Cumhurbaşkanı Recep Tayyip Erdoğan’ın “Geleceğimizi Avrupa’da görüyoruz” açıklamasından çok kısa bir süre sonra öyle bir şey yapıldı ki, birileri olumlu beklentileri ters yüz etmek istiyor gibi bir izlenim oluşturdu.
Ambarlı’dan Libya’ya gitmekte olan Türk bandıralı sivil kargo gemisi Roselina A, Yunanistan’ın güneyinde uluslararası sularda seyir hâlindeyken, Alman savaş gemisi Hamburg tarafından durduruldu.
İrini isimli Avrupa Birliği operasyonu kapsamında görev yapan Yunan komutanın emriyle harekete geçen Alman gemisinde denizciler Roselina A’ya helikopterden baskın yaptı! Alman askerlerinin gemiye çıkış görüntüleri son derece kötü ve rahatsız ediciydi. Baştan sona profesyonellikten uzak operasyon sırasında Almanlar savaş operasyonu düzenliyor gibi bir havaya girdiler.
Silahlı dört askerin, geminin kaptanı ve personelinin ellerini havaya kaldırıp bir köşeye sıkıştırarak sorguladıkları görüntüler haber ajanslarına düştü. Roselina A gemisi, bu süreçte bölgede havanın hayli kötü olmasına karşın saatlerce alıkonuldu.
Akdeniz’deki bu girişimi hukuki açıdan geçerliliği olmayan âdeta korsanca bir eylem olarak görüyorum. Türkiye’yi sıkıştırmak ve baskı altına almayı amaçlıyor.
Daha da ötesinde Dağlık Karabağ’dan Libya’ya kadar geniş bir coğrafyadaki etkinliğini sınırlamayı hedefliyor. İşin üzücü tarafı uluslararası ilişkiler konusunda dengeli bir tutum izleyen Almanya’ya ait bir savaş gemisinin bu işe karışmış olması. Alman hükümetinin itibarlı tutumu da bu olayla zarar görmüştür. Yunanistan ve Fransa’nın Libya ve diğer konularda birlikte hareket ettiği biliniyor.
Bu ülkeler uzun süredir Türkiye’ye sürekli tuzak kuruyor, Akdeniz’e çıkmasını engellemeye çalışıyor. Daha da ileri giderek aralık ayında gerçekleştirilecek olan Avrupa Birliği zirvesi öncesinde Ankara’yı haksız ve suçlu duruma düşürmek istiyorlar. Akdeniz’e kıyısı bile bulunmayan ve ekonomisi dış ticarete dayalı olan Almanya, bu oyuna gelmemeliydi.

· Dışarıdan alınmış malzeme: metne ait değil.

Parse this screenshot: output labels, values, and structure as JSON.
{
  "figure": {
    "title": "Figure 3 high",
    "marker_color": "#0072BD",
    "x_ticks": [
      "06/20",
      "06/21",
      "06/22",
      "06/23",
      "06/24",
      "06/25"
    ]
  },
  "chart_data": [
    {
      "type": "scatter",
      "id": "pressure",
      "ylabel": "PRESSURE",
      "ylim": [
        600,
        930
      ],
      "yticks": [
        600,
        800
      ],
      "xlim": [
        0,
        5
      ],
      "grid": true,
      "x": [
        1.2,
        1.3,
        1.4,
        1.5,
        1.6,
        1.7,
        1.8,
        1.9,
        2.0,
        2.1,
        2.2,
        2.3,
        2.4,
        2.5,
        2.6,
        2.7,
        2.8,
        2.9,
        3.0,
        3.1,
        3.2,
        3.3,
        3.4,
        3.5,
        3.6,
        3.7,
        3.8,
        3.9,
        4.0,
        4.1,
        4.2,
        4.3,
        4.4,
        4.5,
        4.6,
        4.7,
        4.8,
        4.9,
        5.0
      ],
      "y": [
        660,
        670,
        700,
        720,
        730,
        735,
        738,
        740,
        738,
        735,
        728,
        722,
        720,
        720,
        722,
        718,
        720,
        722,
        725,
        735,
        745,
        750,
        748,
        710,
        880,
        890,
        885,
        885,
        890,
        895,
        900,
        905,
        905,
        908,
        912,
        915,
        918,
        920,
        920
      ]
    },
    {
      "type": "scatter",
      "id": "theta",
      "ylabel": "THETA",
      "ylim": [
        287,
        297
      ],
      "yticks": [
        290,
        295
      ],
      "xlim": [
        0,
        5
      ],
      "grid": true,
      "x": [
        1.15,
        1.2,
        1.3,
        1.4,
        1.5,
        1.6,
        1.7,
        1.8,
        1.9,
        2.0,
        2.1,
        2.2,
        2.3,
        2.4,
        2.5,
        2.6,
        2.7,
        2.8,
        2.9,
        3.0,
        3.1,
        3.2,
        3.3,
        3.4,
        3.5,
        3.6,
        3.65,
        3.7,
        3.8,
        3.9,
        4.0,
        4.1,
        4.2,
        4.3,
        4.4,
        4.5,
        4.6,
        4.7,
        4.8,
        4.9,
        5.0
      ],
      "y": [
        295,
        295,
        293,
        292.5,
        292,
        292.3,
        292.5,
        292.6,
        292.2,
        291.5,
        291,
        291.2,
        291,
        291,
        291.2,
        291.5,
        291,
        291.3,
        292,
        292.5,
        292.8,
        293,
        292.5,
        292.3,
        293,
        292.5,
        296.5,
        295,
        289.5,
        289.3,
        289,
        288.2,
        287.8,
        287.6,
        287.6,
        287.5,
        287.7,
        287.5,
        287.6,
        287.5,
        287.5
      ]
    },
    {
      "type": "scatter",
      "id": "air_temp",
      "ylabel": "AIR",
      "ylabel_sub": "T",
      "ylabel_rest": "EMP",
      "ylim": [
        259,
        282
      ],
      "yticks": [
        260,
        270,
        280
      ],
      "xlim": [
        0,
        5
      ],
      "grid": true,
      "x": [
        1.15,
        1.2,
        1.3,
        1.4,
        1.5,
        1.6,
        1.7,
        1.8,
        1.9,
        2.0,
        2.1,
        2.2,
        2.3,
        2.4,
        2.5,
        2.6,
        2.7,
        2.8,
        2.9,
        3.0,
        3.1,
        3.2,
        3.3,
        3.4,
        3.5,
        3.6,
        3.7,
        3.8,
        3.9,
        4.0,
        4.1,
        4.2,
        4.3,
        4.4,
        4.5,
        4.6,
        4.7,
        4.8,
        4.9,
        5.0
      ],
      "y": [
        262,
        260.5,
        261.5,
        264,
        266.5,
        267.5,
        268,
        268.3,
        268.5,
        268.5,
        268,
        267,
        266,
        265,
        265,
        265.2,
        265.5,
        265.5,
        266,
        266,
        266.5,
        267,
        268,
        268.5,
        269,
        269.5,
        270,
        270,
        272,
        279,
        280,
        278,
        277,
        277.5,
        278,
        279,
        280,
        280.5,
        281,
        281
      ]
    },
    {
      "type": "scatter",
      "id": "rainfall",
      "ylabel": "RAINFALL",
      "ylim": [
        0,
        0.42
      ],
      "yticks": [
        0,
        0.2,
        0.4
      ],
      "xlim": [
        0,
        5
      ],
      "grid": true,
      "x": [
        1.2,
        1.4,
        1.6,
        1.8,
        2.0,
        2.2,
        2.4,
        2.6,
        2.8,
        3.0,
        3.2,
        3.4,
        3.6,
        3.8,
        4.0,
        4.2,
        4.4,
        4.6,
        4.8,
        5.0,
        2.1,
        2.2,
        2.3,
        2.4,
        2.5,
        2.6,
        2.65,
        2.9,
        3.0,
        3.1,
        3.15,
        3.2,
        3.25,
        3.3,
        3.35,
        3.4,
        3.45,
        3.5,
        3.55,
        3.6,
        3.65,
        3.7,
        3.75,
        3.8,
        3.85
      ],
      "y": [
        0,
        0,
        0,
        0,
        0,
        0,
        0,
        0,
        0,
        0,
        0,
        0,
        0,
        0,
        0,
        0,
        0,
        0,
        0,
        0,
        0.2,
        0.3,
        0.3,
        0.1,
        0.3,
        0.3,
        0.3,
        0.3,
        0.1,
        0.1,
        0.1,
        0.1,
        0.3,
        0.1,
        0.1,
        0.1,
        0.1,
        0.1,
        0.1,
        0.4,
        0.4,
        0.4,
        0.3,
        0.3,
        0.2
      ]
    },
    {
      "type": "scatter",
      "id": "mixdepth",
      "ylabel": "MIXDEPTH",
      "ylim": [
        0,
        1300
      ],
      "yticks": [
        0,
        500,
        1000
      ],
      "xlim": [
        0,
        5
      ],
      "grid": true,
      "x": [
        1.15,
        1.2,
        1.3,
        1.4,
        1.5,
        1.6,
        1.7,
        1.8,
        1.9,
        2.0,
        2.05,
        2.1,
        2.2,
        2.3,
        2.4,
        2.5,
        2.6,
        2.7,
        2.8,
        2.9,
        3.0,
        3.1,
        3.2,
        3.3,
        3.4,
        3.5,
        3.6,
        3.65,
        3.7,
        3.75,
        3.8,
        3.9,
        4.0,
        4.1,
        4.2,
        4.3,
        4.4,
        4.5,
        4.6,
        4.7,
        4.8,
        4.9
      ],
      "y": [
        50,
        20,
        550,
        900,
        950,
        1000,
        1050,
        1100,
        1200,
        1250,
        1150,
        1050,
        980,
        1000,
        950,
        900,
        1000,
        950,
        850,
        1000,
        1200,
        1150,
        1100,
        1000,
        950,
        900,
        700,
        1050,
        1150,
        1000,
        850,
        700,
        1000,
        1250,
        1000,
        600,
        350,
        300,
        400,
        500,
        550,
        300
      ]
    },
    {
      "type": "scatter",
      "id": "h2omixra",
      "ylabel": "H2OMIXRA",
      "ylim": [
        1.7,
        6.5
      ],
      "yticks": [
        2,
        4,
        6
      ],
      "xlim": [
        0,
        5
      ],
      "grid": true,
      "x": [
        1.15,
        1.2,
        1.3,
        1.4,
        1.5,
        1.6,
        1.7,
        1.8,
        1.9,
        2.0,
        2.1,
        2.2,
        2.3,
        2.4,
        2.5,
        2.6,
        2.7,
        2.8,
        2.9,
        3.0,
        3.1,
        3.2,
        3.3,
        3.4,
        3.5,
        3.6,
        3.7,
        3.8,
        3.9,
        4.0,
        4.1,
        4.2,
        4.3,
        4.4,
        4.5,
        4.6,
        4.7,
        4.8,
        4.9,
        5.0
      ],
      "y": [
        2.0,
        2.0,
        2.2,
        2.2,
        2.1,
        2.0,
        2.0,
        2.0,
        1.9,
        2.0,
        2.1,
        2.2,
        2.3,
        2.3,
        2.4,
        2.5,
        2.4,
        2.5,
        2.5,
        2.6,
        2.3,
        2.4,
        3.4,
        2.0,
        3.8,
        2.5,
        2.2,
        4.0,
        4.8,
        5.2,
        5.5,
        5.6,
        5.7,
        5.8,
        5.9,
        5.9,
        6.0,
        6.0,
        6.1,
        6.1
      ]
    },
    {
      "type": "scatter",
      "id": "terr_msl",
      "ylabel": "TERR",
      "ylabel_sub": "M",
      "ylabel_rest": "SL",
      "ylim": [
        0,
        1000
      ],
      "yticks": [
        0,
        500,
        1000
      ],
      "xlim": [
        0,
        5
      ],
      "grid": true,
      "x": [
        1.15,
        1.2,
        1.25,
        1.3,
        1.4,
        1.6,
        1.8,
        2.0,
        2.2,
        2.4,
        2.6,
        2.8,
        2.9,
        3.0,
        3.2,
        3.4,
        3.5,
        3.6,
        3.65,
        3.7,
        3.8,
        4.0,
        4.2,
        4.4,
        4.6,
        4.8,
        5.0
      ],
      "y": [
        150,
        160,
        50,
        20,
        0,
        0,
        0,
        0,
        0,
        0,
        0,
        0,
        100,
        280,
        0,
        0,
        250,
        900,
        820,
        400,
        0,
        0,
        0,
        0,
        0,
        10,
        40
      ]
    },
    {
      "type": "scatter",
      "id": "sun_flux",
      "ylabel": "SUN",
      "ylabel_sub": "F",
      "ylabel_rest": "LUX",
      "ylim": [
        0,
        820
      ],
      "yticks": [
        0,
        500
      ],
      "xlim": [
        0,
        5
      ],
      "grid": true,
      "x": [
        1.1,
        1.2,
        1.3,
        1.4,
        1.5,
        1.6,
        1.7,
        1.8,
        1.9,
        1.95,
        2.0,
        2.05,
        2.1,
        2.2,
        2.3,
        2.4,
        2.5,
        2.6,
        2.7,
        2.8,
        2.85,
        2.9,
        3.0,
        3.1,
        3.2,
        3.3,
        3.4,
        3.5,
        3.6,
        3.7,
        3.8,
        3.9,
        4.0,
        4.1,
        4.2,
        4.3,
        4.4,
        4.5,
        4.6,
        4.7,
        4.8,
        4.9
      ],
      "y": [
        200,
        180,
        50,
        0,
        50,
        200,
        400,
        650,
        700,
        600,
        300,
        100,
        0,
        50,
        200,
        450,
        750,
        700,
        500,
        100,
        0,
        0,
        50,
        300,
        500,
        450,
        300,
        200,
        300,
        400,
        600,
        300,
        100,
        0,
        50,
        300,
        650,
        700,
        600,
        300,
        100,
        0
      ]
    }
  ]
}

Almanlar uluslararası seyrüsefer güvenliğine darbe vuran bu hamleyle kendi tarafsız konumlarına gölge düşürdü. Diğer taraftan Türkiye’den hâlen havayoluyla Libya’ya kargo operasyonları var zaten. Bildiğim kadarıyla MNG Kargo Libya’nın Misrata şehrine her gün uçuyor.
Dolayısıyla Türkiye ile Libya arasındaki bağı denizden kesmeye çalışmak kadar saçma bir şey olabilir mi? Durdurulan gemi, Türkiye’nin en saygın lojistik şirketlerinden Arkas’a ait. Şirketin sahibi Lucien Arkas sadece ülkemizin değil dünyanın yakından tanıdığı ve lojistik dünyasının en ciddi isimlerindendir. Yanlış bir yükleme ve taşımanın içinde asla bulunmaz.
Alman havayolu kuruluşu Lufthansa ne kadar saygınsa Arkas da uluslararası vitrinde öyledir. Üstelik Arkas’ın ortağı da Alman Schenker şirketi! Avrupa Birliği ve NATO gerçekten bölgeye istikrar getirerek bu saçmalıklara bir son vermeli. Bakılacak yer Türk gemisi değil; Rusya, Mısır, Fransa veya Birleşik Arap Emirlikleri’nden darbeci General Hafter’e giden kargolardır.